Tuesday, March 31, 2015

Third Passover: Dayenu



Last year, the symbols of this holiday triggered tears, and I could barely free myself from endless questions about Noah’s suicide in order to be fully present for the four traditional questions of the Passover seder. This year, we are again in denial about the holiday, not wanting to face all the work of preparing for it--but really just not wanting to face another big family holiday without Noah, especially one that came only a week after his death in 2013. 

So when a friend brings up the word dayenu for contemplation at our Jewish meditation group, it takes me a while to face it. Dayenu is a favorite song of thanksgiving during the seder that recounts the series of miraculous events in the Exodus story and at the end of each says Dayenu – it would have been enough, it would have sufficed. As in: Had God brought us out of Egypt and not divided the sea for us, Dayenu. 
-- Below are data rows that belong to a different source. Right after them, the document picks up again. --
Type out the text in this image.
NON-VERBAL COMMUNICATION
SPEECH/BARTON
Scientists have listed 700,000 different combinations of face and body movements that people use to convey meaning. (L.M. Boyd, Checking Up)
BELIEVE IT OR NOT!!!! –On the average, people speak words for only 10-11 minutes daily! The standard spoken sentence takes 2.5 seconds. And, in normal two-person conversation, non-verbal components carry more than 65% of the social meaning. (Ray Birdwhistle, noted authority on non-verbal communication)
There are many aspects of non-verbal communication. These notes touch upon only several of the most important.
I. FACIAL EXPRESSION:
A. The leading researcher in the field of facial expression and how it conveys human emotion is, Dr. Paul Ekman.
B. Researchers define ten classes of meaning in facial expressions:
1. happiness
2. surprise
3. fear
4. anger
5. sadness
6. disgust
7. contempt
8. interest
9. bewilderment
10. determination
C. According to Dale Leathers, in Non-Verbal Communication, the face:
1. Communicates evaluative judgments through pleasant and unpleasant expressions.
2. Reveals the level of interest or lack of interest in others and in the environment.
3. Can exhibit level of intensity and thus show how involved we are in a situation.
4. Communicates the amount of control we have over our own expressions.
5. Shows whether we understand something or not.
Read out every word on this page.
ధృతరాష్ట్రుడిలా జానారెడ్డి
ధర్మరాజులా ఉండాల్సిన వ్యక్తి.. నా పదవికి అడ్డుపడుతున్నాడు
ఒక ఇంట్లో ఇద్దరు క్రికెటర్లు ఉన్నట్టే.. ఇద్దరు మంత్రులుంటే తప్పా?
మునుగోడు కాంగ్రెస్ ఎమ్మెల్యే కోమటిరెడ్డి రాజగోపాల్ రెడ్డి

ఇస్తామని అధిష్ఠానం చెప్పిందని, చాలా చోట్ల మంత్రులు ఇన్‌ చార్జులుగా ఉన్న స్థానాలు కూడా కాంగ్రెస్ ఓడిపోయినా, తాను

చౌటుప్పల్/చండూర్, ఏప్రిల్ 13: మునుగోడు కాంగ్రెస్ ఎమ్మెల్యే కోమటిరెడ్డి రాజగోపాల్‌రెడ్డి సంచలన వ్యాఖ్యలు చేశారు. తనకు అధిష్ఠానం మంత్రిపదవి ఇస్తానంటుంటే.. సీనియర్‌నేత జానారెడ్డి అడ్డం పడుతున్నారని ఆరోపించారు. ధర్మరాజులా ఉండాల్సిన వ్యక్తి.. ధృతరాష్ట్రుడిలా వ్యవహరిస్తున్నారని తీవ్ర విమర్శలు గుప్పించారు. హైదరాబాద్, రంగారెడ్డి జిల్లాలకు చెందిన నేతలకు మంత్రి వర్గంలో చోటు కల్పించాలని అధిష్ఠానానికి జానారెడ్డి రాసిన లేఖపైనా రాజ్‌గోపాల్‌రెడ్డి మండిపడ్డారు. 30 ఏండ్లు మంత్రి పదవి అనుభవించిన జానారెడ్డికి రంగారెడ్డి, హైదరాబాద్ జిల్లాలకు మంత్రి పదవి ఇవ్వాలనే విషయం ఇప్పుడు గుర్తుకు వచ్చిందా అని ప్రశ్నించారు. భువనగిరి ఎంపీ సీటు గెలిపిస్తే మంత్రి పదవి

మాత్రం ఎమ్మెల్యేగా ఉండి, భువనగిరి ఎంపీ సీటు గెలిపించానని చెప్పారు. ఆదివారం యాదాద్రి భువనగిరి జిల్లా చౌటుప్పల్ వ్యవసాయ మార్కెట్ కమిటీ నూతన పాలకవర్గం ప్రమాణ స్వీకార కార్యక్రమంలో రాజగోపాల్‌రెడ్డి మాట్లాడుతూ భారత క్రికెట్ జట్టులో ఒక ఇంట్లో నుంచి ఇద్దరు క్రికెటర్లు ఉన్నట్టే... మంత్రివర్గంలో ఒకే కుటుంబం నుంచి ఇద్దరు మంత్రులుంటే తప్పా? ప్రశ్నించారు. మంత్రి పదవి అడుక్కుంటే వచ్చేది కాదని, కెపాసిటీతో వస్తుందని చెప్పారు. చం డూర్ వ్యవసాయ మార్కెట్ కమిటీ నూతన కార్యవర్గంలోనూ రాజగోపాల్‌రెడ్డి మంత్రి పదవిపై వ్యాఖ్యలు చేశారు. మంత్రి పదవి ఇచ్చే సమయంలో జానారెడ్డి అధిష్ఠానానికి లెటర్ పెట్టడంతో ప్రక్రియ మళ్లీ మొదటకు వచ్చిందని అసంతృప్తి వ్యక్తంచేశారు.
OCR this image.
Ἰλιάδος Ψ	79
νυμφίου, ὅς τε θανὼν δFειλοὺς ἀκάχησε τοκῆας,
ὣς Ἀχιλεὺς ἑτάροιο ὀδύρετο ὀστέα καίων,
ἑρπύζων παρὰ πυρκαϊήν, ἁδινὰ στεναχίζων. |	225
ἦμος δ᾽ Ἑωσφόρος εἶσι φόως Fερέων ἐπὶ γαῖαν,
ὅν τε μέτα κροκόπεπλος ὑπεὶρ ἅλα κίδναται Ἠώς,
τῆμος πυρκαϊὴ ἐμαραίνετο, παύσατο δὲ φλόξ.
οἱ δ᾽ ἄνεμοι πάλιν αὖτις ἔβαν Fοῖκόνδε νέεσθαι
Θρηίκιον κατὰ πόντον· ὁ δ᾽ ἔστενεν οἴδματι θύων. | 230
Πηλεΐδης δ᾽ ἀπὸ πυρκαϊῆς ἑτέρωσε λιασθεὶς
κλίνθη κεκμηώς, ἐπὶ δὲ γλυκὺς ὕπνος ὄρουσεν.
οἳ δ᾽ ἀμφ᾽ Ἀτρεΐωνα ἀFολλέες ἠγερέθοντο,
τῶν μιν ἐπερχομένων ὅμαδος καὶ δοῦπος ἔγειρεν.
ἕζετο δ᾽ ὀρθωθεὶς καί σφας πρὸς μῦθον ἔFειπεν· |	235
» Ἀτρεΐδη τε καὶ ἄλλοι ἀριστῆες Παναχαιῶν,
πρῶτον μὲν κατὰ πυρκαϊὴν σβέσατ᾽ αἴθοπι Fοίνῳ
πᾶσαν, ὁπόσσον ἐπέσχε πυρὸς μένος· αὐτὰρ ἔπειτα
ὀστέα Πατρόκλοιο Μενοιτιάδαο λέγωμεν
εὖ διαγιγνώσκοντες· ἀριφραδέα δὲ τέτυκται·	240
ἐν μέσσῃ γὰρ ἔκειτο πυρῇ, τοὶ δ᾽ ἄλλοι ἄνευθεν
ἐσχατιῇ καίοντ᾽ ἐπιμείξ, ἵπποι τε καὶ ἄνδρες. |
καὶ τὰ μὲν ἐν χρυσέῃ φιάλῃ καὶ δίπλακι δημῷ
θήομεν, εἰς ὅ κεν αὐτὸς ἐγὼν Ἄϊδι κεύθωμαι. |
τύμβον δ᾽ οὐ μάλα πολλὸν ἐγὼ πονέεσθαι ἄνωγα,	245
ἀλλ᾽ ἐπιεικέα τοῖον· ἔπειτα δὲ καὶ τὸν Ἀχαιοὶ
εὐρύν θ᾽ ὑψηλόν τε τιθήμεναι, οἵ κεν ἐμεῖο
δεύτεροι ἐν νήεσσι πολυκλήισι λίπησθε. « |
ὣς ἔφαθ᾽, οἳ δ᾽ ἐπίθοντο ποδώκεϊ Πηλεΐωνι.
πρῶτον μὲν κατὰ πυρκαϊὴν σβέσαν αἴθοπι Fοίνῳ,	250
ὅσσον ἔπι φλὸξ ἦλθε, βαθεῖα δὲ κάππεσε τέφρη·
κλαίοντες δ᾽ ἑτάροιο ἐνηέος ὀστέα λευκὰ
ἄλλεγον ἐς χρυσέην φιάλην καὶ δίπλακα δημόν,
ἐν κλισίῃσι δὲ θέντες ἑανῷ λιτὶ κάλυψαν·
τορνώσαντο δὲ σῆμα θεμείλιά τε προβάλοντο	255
I knew that I couldn’t say Dayenu for the years we had with Noah because 21 years are not nearly enough. So my first impulse was to try to say Dayenu to Noah for all the things that didn’t happen, but could have had he lived: 
Had you come home from college and taken a long break to rest and regroup, Dayenu.
Had you taken a long break and decided not to go back to school, Dayenu.
Had you not gone back to school and drifted for a long time without a focus, Dayenu.
Had you drifted for a long time and kept us at a distance, Dayenu.
Had you kept us at a distance and insisted on tackling your demons on your own, Dayenu.
Had you tackled your demons on your own and lived an ordinary life, Dayenu.

The verses stall, not fitting. I wish Noah had known that it would have been enough had he simply lived; we loved him and would have helped him however we could to tame the demons. But would I truly have had compassion for his struggles? Would I have accepted his choices, his limitations, our continued estrangement? Don’t it always seem to go/that you don’t know what you got till it’s gone

Before I am engulfed by that sea, other verses come to mind to clear a path:
Had we had the loving support of our family but not that of our friends, Dayenu.
Had we had the loving support of our friends but not that of our community, Dayenu.
Had we had the caring support of our community but not the help of support groups, Dayenu.
Had we had the understanding help of support groups but not that of therapy, Dayenu.
Had we had the insight of therapy but not the healing of nature, music, yoga, writing-- Dayenu.
Had we had the healing of many things but not the health to restore our lives, Dayenu.

This litany, more in the spirit of Dayenu, could go on for many verses. We are deeply grateful for all that helps sustain us through grief.

What do we want to leave behind on our personal journey of liberation, and what do we want to take with us? I want to leave behind my oppressive memories of Passover from the past two years, when it felt literally contaminated by Noah’s suicide. I want to find a way back to my love of the holiday so I can create new memories in years to come.

*Note: The illustration is the Dayenu page from The Golden Haggadah, made c. 1320 in Barcelona. Thousands of artful haggadahs are still being made today to accompany the ritual of the seder meal.